A notícia ocorre num momento delicado para a diplomacia brasileira. Em Paris, nesta semana, a OCDE realiza sua reunião anual e prevê debater a adesão do Brasil. Ainda que o processo não tenha data para ser encerrado, negociadores europeus já indicaram que, sem um compromisso real do Brasil de lutar contra o desmatamento na Amazônia e a defesa das terras indígenas, não haverá um avanço real no debate sobre a entrada do país ao clube.

Ministros como Paulo Guedes (Economia) e José Carlos Oliveira (Trabalho) estarão em Paris para liderar o lobby por uma adesão do país. Mas funcionários do Itamaraty admitem que a notícia sobre o desaparecimento de um estrangeiro com projeção global "não ajuda" no processo de convencimento.

A notícia tampouco ajuda a agenda que Jair Bolsonaro esperava manter nos EUA, durante a Cúpula das Américas a partir de quarta-feira. O temor do Palácio do Planalto é de que o presidente seja cobrado ao visitar os EUA.

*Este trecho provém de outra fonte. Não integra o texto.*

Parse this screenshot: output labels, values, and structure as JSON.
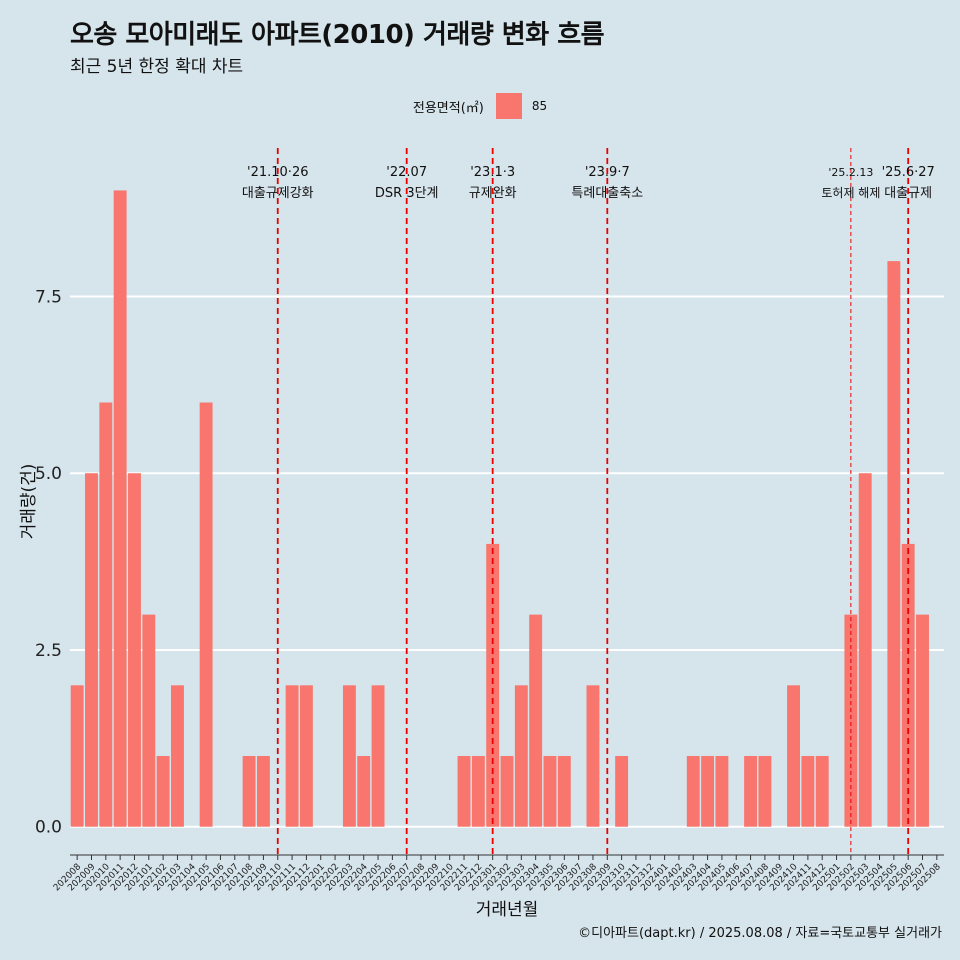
{
  "title": "오송 모아미래도 아파트(2010) 거래량 변화 흐름",
  "subtitle": "최근 5년 한정 확대 차트",
  "legend": {
    "title": "전용면적(㎡)",
    "label": "85"
  },
  "caption": "©디아파트(dapt.kr) / 2025.08.08 / 자료=국토교통부 실거래가",
  "colors": {
    "background": "#d6e4ec",
    "bar": "#f8766d",
    "event_line": "#ee0000",
    "gridline": "#ffffff"
  },
  "chart_data": {
    "type": "bar",
    "xlabel": "거래년월",
    "ylabel": "거래량(건)",
    "ylim": [
      -0.4,
      9.6
    ],
    "yticks": [
      0.0,
      2.5,
      5.0,
      7.5
    ],
    "ytick_labels": [
      "0.0",
      "2.5",
      "5.0",
      "7.5"
    ],
    "grid": "horizontal major",
    "legend_position": "top",
    "categories": [
      "202008",
      "202009",
      "202010",
      "202011",
      "202012",
      "202101",
      "202102",
      "202103",
      "202104",
      "202105",
      "202106",
      "202107",
      "202108",
      "202109",
      "202110",
      "202111",
      "202112",
      "202201",
      "202202",
      "202203",
      "202204",
      "202205",
      "202206",
      "202207",
      "202208",
      "202209",
      "202210",
      "202211",
      "202212",
      "202301",
      "202302",
      "202303",
      "202304",
      "202305",
      "202306",
      "202307",
      "202308",
      "202309",
      "202310",
      "202311",
      "202312",
      "202401",
      "202402",
      "202403",
      "202404",
      "202405",
      "202406",
      "202407",
      "202408",
      "202409",
      "202410",
      "202411",
      "202412",
      "202501",
      "202502",
      "202503",
      "202504",
      "202505",
      "202506",
      "202507",
      "202508"
    ],
    "series": [
      {
        "name": "85",
        "values": [
          2,
          5,
          6,
          9,
          5,
          3,
          1,
          2,
          0,
          6,
          0,
          0,
          1,
          1,
          0,
          2,
          2,
          0,
          0,
          2,
          1,
          2,
          0,
          0,
          0,
          0,
          0,
          1,
          1,
          4,
          1,
          2,
          3,
          1,
          1,
          0,
          2,
          0,
          1,
          0,
          0,
          0,
          0,
          1,
          1,
          1,
          0,
          1,
          1,
          0,
          2,
          1,
          1,
          0,
          3,
          5,
          0,
          8,
          4,
          3,
          0
        ]
      }
    ],
    "events": [
      {
        "category": "202110",
        "date": "'21.10·26",
        "label": "대출규제강화",
        "style": "dashed"
      },
      {
        "category": "202207",
        "date": "'22.07",
        "label": "DSR 3단계",
        "style": "dashed"
      },
      {
        "category": "202301",
        "date": "'23.1·3",
        "label": "규제완화",
        "style": "dashed"
      },
      {
        "category": "202309",
        "date": "'23.9·7",
        "label": "특례대출축소",
        "style": "dashed"
      },
      {
        "category": "202502",
        "date": "'25.2.13",
        "label": "토허제 해제",
        "style": "thin-dashed"
      },
      {
        "category": "202506",
        "date": "'25.6·27",
        "label": "대출규제",
        "style": "dashed"
      }
    ]
  }
}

Se a região é foco de intensa violência e mortes frequentes de lideranças locais, o governo sabe que um incidente com um correspondente de um dos maiores jornais do mundo teria um impacto diferente. Por meses, a ONU, a Comissão Interamericana e ativistas têm alertado sobre a impunidade que reina diante de crimes na região. Mas a perspectiva de um desaparecimento desse porte causaria uma mobilização maior.

O caso dos dois desaparecidos reabre, segundo experientes diplomatas, o cenário da morte de Dorothy Stang, missionária americana morta em 2005 no Pará. O caso ganhou repercussão internacional e causou constrangimento para o governo no exterior. Naquele momento, documentos revelaram que o governo dos EUA desconfiava da capacidade da Justiça brasileira.

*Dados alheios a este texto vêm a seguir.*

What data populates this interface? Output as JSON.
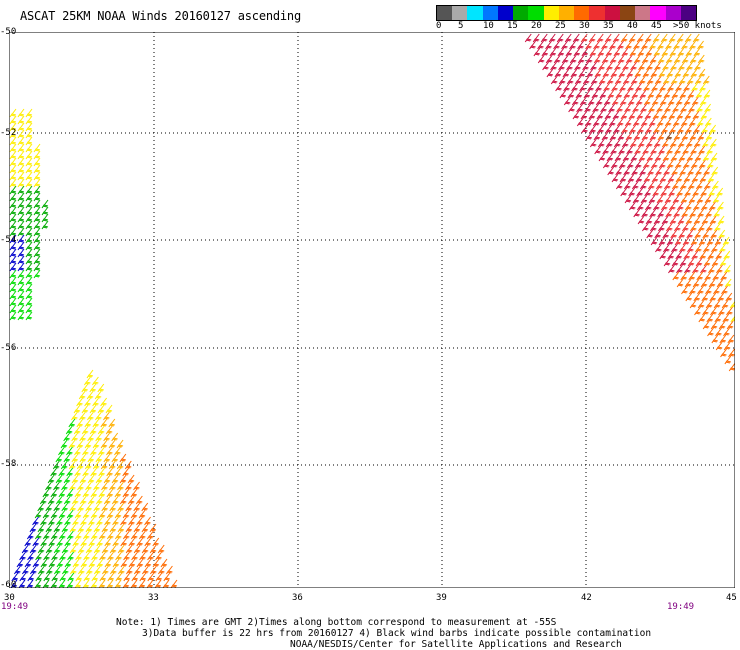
{
  "title": "ASCAT 25KM NOAA Winds 20160127 ascending",
  "legend": {
    "colors": [
      "#555555",
      "#aaaaaa",
      "#00e5ff",
      "#0077ff",
      "#0000cc",
      "#00aa00",
      "#00dd00",
      "#ffee00",
      "#ffb000",
      "#ff6a00",
      "#ee3030",
      "#cc1040",
      "#8b4513",
      "#cc7788",
      "#ff00ff",
      "#aa00cc",
      "#4b0082"
    ],
    "labels": [
      "0",
      "5",
      "10",
      "15",
      "20",
      "25",
      "30",
      "35",
      "40",
      "45",
      ">50 knots"
    ]
  },
  "axes": {
    "lat_labels": [
      "-50",
      "-52",
      "-54",
      "-56",
      "-58",
      "-60"
    ],
    "lon_labels": [
      "30",
      "33",
      "36",
      "39",
      "42",
      "45"
    ]
  },
  "time_labels": [
    "19:49",
    "19:49"
  ],
  "notes": {
    "line1": "Note: 1) Times are GMT 2)Times along bottom correspond to measurement at -55S",
    "line2": "3)Data buffer is 22 hrs from 20160127 4) Black wind barbs indicate possible contamination",
    "line3": "NOAA/NESDIS/Center for Satellite Applications and Research"
  }
}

Telegramas publicados pelo grupo Wikileaks indicaram como os americanos tinham "sérias preocupações de que a polícia pode estar comprometida por ligações impróprias com grandes donos de terra na região que estão envolvidos em propriação ilegal de terra e desmatamento", diz um telegrama da diplomacia americana de 22 de fevereiro de 2005. Naquele momento, houve uma pressão sobre o então ministro da Justiça, Marcio Thomas Bastos, é até a participação do FBI nas investigações realizadas no Brasil.

Nos anos 70, em plena ditadura, casos de estudantes ou ativistas europeus que foram alvo de tortura também se transformaram em crises diplomáticas para o regime.

No caso do desaparecimento nesta semana, o temor é de que o caso possa abrir o debate sobre o descontrole que existe na região, a terra sem lei que se transformou a Amazônia e o papel das lideranças políticas em incentivar ataques.

Para Izabella Teixeira, ex-ministra de Meio Ambiente, o caso tem o potencial de ser "desastroso" para o Brasil.

Maria Laura Canineu, diretora do escritório da Human Rights Watch no Brasil, afirmou que a entidade está "muito preocupada". "É extremamente importante que as autoridades brasileiras dediquem todos os recursos disponíveis e necessários para a realização imediata das buscas, a fim de garantir, o quanto antes, a segurança dos dois", disse.

Num comunicado, o jornal britânico afirmou que "condena todas as formas de violência contra jornalistas e trabalhadores da imprensa".

No Itamaraty, fontes confirmaram à coluna que há uma mobilização por parte de diferentes áreas do governo para tentar encontrar os dois desaparecidos.